Identify and assess risks (and consider opportunities) — The sustainability objectives of the organization are linked integrally to each of the five categories of risk identified by ICIF-2013: operations, external financial reporting, external nonfinancial reporting, internal reporting, and compliance. These categories also require explicit expression as a predicate to considering risks. One of the insights provided in connection with Principle 6 under the Risk Assessment component of the framework is a discussion of materiality and the aforementioned concepts of dynamic materiality and impact accounting. The accompanying diagram from the ICSR guidance (Figure 3) was sourced from the “Statement of Intent to Work Together Towards More Comprehensive Corporate Reporting” to illustrate this discussion.13 It captures the “building blocks” approach to sustainability, reflecting the different materiality considerations for sustainability reporting and the potential movement of sustainability topics from one “block” to another. Additional risk identification issues include the consideration of immature information processes, risks related to estimates and expectations, risks related to third-party information, the impact of emerging trends, and fraud.
Identify control activities — The identification of controls encompasses the policies, procedures, and infrastructure that will enable the oversight necessary to ensure the achievement of sustainability objectives. Especially critical, considering the noted immature information processes and third-party data, are controls over technology. The ICSR guidance provides a list of highlighted activities that may serve to achieve the overarching goal of providing “decision-useful information that facilitates setting strategy to improve performance goals and preserve and create value” as follows:15
Assigning responsibilities with specificity (Principle 3).
Communicating duties to employees (and outside actors) with clarity and adequate background information (Principle 4 and Principle 14).
Providing informal knowledge-sharing opportunities or formal training to familiarize employees (and other actors) with sustainable business concepts (Principle 4).
Establishing roles and internal organizational structures that are aimed at meeting specified objectives (Principle 6).
Evaluating information sources for reliability with internal control techniques such as inquiry, walk-through, document inspection, recalculation, and reconciliation (Principle 10).
Managing data from outside parties, such as vendors (Principle 7 and Principle 12).
Leveraging existing technology (Principle 11).
Modernizing and investing in innovative technology solutions (Principle 11).
Formalizing existing ad hoc processes (Principle 12).
Documenting and simplifying a myriad of processes (Principle 12 and Principle 13).
Enhancing cross-disciplinary communications among departments (Principle 3 and Principle 14).
Working with internal audit to reevaluate and respond to risks (Principle 7 and Principle 14).

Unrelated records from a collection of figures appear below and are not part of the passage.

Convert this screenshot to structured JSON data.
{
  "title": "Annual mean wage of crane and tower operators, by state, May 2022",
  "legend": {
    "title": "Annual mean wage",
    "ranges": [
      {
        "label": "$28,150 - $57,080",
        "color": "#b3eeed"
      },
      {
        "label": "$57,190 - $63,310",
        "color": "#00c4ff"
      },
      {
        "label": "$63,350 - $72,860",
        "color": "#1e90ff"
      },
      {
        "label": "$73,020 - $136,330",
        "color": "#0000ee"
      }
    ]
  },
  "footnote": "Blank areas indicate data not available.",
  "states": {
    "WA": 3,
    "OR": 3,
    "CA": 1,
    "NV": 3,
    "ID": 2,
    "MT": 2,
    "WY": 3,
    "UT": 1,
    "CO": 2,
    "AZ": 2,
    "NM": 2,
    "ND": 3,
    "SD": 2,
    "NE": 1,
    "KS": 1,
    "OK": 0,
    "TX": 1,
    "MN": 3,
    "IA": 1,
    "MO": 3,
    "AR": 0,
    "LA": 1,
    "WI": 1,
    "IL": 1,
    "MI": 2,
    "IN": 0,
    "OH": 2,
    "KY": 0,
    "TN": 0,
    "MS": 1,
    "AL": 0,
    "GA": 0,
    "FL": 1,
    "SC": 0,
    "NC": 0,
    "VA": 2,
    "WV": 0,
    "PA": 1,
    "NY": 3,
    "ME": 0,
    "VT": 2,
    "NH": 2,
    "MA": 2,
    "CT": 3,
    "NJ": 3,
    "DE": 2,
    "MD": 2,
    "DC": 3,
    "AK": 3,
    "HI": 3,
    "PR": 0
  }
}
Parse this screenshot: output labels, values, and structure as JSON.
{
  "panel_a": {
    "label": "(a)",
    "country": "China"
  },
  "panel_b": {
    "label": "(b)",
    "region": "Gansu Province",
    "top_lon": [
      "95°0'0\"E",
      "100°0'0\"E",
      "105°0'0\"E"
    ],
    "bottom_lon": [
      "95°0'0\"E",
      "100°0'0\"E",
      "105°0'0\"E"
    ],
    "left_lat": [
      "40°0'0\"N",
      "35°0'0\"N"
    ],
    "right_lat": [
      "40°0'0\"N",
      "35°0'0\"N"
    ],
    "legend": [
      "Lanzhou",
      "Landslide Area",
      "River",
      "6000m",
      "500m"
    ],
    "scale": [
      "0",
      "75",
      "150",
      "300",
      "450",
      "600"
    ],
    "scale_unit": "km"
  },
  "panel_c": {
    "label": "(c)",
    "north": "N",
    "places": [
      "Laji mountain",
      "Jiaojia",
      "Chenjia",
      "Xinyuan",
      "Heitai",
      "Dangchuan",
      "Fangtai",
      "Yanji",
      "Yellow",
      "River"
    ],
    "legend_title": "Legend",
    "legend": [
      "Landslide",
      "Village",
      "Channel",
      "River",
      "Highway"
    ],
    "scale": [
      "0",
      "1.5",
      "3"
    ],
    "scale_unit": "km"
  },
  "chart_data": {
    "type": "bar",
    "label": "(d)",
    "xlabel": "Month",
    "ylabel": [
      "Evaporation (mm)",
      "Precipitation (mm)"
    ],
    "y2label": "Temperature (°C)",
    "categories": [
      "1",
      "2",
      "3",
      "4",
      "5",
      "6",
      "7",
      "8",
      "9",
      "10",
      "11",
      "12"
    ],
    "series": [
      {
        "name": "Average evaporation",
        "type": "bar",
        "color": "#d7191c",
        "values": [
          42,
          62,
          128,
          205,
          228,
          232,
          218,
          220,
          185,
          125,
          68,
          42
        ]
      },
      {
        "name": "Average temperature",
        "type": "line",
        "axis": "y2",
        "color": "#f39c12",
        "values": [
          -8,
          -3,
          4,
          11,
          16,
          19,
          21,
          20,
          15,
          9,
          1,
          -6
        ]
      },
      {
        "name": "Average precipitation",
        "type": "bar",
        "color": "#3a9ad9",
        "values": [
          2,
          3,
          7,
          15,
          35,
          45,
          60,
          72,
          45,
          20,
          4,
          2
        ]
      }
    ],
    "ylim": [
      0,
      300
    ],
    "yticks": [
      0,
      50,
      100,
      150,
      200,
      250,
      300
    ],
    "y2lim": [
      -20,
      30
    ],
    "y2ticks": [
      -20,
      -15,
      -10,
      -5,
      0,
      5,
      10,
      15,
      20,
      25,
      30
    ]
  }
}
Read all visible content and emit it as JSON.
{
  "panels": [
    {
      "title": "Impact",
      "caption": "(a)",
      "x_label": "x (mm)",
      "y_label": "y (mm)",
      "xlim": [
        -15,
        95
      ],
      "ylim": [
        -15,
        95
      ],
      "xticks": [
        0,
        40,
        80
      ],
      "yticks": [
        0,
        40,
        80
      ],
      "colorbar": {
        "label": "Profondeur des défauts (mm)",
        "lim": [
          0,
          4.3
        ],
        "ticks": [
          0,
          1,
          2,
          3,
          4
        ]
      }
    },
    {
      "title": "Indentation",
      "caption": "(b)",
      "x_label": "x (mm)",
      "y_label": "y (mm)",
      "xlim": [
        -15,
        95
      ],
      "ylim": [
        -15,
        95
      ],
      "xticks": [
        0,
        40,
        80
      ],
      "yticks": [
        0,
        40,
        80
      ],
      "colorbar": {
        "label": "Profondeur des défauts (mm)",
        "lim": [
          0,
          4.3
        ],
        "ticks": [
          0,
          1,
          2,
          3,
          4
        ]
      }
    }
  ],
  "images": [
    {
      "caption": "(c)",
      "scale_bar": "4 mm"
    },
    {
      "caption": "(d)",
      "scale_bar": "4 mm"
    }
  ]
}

Utilizing insights raised by external auditors (Principle 15).
Considering insights raised by external stakeholders regarding the organization’s effectiveness in achieving its purpose in a responsible manner (Principle 15).
Evaluate effectiveness — Having established a system of internal control over sustainability enables the necessary ongoing monitoring, along with the internal and external communication about the organization’s ability to meet its sustainability objectives. Key components of the ongoing evaluation process include internal audit and verification of specialized information by nonaccounting firms.
As noted previously, external assurance has become an expectation of users of sustainability information and has been incorporated into the relevant standards and regulations. The determination of auditors’ responsibilities in this arena is complex, and as with the evolving standards for disclosure, the standards for providing assurance are also evolving. Essentially, however, regardless of jurisdiction, there is also the expectation of a transition from “limited assurance” to reasonable assurance”16:
Reasonable assurance, or “audit-level” assurance — Means the auditor can express a conclusion about whether the subject report or information is in compliance with specific regulations or standards.
Limited assurance, or “review-level” assurance — Means the auditor has collected less evidence than would be required in a reasonable assurance engagement. The auditor’s expression is limited to their conclusion about whether any matter has come to their attention that the information is materially misstated.